The biggest two problems with this album are very common in the genre and sadly Condemned do not manage to escape them: Repetitiveness and lack of individuality. If you were to listen to this album and not be allowed to see the track number or times you would simply not be able to tell when each track begins and ends. You could start off listening to track 1 and before you even realize it at least four tracks have gone by. This also causes the album as a whole to feel bloated as each track is brutal riff after brutal riff and gets tiring very quickly. A lot of the tracks when compared to the standouts also feel incredibly fillerish and seem to exist solely to fill up space, thus some of the songs are of little value.

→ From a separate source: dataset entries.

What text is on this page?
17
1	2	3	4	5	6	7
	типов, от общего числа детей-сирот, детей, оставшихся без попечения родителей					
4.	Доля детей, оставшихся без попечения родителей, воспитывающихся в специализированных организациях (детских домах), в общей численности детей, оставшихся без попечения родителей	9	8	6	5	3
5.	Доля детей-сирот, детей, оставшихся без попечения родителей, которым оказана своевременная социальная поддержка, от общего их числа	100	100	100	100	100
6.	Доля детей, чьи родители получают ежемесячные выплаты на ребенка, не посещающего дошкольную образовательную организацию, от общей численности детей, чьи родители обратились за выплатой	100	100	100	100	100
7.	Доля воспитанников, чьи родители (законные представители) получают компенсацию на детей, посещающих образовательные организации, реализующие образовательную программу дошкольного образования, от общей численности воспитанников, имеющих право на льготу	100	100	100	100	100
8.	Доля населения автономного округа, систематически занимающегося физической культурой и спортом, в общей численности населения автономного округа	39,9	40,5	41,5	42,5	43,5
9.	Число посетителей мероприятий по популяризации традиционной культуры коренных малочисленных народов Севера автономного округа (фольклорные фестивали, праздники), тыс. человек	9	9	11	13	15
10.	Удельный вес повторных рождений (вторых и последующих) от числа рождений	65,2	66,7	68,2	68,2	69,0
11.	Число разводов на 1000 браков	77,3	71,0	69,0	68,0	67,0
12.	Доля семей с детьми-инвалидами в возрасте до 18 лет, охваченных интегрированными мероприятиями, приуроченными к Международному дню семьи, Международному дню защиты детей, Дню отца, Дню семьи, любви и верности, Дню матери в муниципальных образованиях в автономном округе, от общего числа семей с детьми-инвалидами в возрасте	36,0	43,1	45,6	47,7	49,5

The album occasionally breaks into rare atmospheric moments, the tracks that do this such as Eirgmos Aidios, Catharasis of human impurity and Realms of the ungodly are easily the standouts; As they provide something of a breath of fresh air when compared to the sheer brutality throughout. Lyric wise, this band is something of a surprise, as a lot of imagination and effort has clearly gone into catering the standard death metal subjects and can occasionally serve as a remedy for lack of individuality. Unfortunately, the singers guttural growling can make most of the lyrics near impossible to understand at parts and thus a lot of them loose most of their significance.
Realms of the Ungodly is doubtless an enjoyable experience overall and is definitely recommended if you are seeking some new death metal to jam on an infrequent basis. You really have to give credit to some of the band members for attempting to bring something new to their brand of death metal, unfortunately it may prove to be to little too late. We can only hope that Condemned decides to take their more original route in future rather than rehashing what many of their peers are already doing.